How Focused Should Your Business Be?

The hardest decision entrepreneurs need to make is deciding what they will not do. Many entrepreneurs and businesses alike tend to spread themselves too thin and lose their core focus that originally made them successful. Knowing how focused you want and need to be can help you draw clearer boundary lines when it comes time to finding growth and expansion strategies for your business.

The more focused a business is, the more powerful that business and brand becomes in its respective category providing a very strong competitive advantage.

This concentration effect helps businesses concentrate all of their resources on focusing on a single product category or a single market. Firms that have the strongest concentration effect within a specific market are often the market leaders within that market.
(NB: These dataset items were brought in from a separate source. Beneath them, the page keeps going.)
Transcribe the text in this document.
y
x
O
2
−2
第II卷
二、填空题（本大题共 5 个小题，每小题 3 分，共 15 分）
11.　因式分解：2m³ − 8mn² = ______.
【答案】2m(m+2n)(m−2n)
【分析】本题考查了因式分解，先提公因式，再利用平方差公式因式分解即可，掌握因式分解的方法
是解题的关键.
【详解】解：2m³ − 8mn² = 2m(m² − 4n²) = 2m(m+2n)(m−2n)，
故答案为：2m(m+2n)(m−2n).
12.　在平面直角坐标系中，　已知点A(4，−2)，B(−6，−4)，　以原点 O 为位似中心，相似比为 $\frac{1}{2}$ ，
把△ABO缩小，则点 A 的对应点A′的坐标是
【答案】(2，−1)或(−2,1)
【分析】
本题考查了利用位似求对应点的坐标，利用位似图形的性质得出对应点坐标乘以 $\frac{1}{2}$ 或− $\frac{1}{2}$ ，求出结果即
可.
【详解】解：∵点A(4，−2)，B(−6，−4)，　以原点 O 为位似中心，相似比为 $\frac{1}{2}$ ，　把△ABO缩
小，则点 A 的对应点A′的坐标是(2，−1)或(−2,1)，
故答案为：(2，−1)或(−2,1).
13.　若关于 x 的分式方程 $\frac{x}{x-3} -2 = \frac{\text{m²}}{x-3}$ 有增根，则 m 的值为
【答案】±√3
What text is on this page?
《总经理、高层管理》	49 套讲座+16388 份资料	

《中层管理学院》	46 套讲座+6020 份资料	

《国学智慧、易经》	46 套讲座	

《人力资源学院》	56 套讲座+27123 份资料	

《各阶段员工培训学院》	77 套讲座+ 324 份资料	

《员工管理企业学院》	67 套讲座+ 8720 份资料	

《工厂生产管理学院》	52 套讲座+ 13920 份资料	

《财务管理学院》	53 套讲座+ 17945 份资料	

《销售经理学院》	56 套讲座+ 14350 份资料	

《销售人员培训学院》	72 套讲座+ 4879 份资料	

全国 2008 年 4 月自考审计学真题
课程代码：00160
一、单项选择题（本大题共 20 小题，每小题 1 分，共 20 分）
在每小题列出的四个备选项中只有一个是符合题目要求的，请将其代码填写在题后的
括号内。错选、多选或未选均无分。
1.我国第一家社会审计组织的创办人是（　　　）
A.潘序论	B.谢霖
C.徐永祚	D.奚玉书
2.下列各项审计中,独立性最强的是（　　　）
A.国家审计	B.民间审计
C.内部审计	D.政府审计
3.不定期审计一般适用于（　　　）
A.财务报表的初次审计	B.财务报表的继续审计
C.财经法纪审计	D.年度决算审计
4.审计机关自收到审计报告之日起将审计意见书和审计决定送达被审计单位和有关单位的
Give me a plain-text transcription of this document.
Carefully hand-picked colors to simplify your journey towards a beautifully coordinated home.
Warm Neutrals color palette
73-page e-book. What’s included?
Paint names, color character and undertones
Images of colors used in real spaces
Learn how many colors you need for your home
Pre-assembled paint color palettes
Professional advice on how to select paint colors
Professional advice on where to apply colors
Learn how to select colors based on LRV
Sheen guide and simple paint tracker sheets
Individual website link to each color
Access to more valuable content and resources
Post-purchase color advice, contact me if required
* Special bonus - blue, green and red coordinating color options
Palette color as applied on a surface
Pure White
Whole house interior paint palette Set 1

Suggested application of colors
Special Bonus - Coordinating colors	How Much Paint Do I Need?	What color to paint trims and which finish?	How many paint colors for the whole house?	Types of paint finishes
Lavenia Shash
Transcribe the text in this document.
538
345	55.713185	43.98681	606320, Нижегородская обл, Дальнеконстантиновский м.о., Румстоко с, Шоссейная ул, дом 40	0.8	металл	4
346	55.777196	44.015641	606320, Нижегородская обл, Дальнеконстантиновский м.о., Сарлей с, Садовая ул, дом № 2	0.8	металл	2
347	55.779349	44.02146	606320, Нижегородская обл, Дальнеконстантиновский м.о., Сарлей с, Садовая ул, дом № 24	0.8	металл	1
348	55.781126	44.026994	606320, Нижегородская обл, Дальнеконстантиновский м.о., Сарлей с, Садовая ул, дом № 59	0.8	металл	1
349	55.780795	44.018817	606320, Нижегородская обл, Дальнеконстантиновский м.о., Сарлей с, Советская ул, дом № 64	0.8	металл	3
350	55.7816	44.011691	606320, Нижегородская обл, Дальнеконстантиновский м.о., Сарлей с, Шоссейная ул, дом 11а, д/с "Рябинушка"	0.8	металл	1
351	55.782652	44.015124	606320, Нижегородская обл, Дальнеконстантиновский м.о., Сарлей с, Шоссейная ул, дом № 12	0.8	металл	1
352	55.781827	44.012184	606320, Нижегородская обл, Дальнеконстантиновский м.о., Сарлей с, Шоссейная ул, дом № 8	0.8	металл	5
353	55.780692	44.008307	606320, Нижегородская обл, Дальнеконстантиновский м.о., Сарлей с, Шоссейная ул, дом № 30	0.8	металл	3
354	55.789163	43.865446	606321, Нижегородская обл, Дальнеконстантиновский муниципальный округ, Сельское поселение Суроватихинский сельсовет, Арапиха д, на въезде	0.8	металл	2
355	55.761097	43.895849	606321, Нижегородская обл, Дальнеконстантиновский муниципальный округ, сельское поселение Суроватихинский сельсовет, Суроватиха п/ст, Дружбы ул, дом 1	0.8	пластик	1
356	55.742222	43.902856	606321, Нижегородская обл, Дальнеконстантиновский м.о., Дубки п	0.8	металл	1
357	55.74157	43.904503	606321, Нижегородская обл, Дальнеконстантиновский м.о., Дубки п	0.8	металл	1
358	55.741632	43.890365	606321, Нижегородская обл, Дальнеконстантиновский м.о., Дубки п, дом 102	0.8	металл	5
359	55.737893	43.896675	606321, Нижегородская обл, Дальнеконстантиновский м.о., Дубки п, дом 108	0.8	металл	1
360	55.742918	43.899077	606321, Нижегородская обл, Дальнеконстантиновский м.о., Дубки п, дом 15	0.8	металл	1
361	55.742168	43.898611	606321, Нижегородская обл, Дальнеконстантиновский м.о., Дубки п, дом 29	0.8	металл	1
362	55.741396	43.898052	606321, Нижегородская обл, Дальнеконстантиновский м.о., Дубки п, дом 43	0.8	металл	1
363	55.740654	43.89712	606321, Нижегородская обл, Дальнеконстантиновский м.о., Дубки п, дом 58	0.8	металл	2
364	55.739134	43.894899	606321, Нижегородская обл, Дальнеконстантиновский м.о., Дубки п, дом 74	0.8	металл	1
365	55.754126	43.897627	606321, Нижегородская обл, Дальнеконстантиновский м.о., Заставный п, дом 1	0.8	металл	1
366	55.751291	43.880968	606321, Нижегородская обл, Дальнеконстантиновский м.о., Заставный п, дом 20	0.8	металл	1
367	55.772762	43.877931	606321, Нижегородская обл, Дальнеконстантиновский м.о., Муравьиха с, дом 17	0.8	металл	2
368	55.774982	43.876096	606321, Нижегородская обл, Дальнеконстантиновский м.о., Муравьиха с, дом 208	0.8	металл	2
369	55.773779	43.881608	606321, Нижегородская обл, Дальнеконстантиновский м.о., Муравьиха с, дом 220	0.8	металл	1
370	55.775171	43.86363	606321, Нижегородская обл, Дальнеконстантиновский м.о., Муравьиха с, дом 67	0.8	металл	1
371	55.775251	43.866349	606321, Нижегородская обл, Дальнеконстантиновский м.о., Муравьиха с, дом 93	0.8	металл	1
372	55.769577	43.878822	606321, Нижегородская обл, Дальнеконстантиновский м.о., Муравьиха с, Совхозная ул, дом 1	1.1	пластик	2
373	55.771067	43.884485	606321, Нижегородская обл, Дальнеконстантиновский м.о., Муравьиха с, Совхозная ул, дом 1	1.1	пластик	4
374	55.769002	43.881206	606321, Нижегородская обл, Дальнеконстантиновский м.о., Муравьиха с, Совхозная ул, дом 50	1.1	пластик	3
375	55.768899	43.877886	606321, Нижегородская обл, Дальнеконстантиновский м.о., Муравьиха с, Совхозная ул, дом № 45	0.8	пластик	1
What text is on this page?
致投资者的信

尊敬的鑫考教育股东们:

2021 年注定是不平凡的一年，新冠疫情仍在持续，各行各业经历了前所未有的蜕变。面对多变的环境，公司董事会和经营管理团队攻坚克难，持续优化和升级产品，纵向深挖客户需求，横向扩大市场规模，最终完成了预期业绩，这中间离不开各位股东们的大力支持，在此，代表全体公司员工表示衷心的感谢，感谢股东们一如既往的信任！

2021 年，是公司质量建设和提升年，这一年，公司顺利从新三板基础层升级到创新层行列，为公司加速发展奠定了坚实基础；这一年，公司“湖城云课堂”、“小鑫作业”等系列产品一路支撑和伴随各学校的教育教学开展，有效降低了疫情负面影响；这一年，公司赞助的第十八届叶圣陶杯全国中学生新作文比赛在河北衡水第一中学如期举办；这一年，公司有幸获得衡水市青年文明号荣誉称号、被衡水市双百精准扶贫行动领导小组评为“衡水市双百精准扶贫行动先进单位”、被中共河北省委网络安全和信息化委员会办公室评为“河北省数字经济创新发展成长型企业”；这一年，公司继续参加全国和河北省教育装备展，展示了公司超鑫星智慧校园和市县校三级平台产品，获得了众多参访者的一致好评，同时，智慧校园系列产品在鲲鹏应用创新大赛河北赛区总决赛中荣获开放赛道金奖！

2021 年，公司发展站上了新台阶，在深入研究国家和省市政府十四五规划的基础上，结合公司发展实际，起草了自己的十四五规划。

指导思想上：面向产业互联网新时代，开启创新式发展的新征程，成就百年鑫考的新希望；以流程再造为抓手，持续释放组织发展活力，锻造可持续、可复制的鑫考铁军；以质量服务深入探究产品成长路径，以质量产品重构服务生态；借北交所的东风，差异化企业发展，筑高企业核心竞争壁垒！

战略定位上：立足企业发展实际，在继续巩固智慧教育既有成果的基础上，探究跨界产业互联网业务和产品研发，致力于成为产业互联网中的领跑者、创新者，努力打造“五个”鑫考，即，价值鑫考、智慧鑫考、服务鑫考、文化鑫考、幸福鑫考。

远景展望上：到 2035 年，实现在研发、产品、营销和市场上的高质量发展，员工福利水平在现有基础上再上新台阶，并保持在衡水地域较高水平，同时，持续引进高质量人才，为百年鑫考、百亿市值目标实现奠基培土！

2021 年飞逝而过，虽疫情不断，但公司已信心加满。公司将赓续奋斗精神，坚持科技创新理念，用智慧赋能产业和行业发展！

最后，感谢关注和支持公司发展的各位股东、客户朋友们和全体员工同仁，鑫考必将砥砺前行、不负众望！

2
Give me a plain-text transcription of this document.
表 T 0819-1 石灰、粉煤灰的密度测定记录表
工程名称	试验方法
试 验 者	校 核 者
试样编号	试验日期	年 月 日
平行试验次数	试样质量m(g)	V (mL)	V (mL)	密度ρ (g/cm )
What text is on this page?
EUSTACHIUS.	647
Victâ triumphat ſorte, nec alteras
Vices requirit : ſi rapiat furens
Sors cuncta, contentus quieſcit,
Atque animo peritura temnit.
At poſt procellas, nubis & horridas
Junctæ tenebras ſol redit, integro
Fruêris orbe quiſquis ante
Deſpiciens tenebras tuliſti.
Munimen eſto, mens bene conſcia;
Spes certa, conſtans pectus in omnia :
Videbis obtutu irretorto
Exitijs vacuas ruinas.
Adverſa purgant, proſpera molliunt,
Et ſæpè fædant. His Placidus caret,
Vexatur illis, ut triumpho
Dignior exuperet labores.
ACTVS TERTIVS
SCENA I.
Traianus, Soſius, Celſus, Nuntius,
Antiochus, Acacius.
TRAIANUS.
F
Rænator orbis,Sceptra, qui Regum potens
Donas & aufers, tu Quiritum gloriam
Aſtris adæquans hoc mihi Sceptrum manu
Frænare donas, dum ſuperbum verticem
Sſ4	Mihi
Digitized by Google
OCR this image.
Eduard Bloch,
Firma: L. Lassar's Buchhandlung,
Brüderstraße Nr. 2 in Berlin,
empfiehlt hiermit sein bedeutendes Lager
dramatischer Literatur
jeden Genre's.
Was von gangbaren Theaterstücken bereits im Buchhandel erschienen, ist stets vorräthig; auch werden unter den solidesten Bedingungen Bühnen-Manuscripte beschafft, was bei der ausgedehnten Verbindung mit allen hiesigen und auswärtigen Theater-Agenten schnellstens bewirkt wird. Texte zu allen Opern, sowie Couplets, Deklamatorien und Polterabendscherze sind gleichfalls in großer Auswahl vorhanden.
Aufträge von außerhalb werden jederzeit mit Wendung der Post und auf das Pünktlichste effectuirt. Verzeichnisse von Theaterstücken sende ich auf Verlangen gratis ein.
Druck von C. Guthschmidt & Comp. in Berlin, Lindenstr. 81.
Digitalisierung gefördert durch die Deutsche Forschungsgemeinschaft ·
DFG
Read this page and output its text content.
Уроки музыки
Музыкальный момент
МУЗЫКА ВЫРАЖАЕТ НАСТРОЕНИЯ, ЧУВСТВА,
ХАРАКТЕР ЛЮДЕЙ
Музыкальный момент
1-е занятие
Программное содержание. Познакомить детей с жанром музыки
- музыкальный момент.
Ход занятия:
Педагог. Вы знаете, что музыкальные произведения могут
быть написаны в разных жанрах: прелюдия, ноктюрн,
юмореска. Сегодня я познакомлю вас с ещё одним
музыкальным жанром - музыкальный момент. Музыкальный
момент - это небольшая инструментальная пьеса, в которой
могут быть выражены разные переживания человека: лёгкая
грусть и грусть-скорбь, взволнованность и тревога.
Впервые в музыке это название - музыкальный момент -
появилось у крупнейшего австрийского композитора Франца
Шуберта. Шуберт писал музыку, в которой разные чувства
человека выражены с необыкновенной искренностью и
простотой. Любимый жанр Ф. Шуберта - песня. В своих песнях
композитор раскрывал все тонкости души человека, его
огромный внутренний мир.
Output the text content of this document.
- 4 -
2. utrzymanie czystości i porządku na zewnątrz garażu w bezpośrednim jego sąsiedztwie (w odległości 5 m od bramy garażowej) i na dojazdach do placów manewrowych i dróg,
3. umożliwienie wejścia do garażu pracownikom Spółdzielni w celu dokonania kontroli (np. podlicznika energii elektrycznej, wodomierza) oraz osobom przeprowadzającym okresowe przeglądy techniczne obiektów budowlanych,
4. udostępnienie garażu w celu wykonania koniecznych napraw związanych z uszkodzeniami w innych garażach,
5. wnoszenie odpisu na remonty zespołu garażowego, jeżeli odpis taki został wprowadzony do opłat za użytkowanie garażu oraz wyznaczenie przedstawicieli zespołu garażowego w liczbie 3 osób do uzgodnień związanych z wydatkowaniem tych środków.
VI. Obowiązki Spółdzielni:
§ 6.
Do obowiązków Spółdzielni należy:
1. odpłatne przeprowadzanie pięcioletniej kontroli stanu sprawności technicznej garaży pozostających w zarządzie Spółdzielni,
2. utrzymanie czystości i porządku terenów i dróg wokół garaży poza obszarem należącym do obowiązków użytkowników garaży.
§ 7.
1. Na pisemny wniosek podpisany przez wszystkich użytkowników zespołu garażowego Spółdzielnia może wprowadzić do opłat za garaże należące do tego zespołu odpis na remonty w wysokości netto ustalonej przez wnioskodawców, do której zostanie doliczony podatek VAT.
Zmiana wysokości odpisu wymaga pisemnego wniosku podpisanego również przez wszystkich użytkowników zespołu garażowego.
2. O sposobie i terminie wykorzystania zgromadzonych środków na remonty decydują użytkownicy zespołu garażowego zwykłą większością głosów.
Knowing that focus and concentration effect are important, just how focused and concentrated should your business be?

Looking at the food industry, we can see some wildly successful firms that became successful because of their ability to focus on a single product category that provided them with the greatest concentration effect in their respective categories. No other firms can displace these leading companies in their respective categories because of how strong their concentration effects are. Looking at some of the leading restaurants, we can see just how focused and how strong their concentration effects are;

1. Cinnabon - focuses on selling cinnamon rolls

2. Subway - focuses on selling only subs

3. Noodles & Co. - focuses on selling only noodle dishes in its restaurants

4. Jamba Juice - focuses on only selling fruit smoothies

5. Starbucks - focuses on selling premium coffees

6. Buffalo Wild Wings - focused on selling buffalo wings

The one common factor among these leading brands is their ability to focus on the food category in which they started. Backed by strong marketing initiatives and fast expansion, these food companies have built nearly unmovable competitive advantages in their respected categories. But what would happen if Cinnabon started selling hamburgers and was now competing with McDonalds, Burger King, and Wendy's or if Jamba Juice started trying to sell and promote ice cream in their stores? Not only do those products not fit with the companies overall food offerings, but more importantly those companies lose their concentration effect on the foods and products that make them successful today.

Firms need to expand and often times they take the path to least resistance by expanding their product offerings into new markets, however if those expansions do not fit with the current product offering, they dilute their concentration effect. One recent example of this expansion flaw is with Lululemon.

Lululemon is a rapidly growing women's yoga clothing retailer. In its latest investor presentation, Lululemon states that it was "founded to address a void in the women's athletic apparel market". Further, they state that Lululemon is an "Iconic brand representing health and women". It is clear to me based on my perception of Lululemon backed by the description of Lululemon by Lululemon that they are a women's clothing company. This is why I was shocked to see a men's section in the Lululemon store that I walked into the other day with my wife.

Even big firms go astray, but as an entrepreneur you cannot afford the cost of straying from your core value proposition. Stay true to your focus and build as strong a concentration effect as you can in a product or service category that is not currently being dominated by one of your competitors. The stronger you build that concentration effect in that category, the greater your competitive advantage will be and ultimately the greater your success.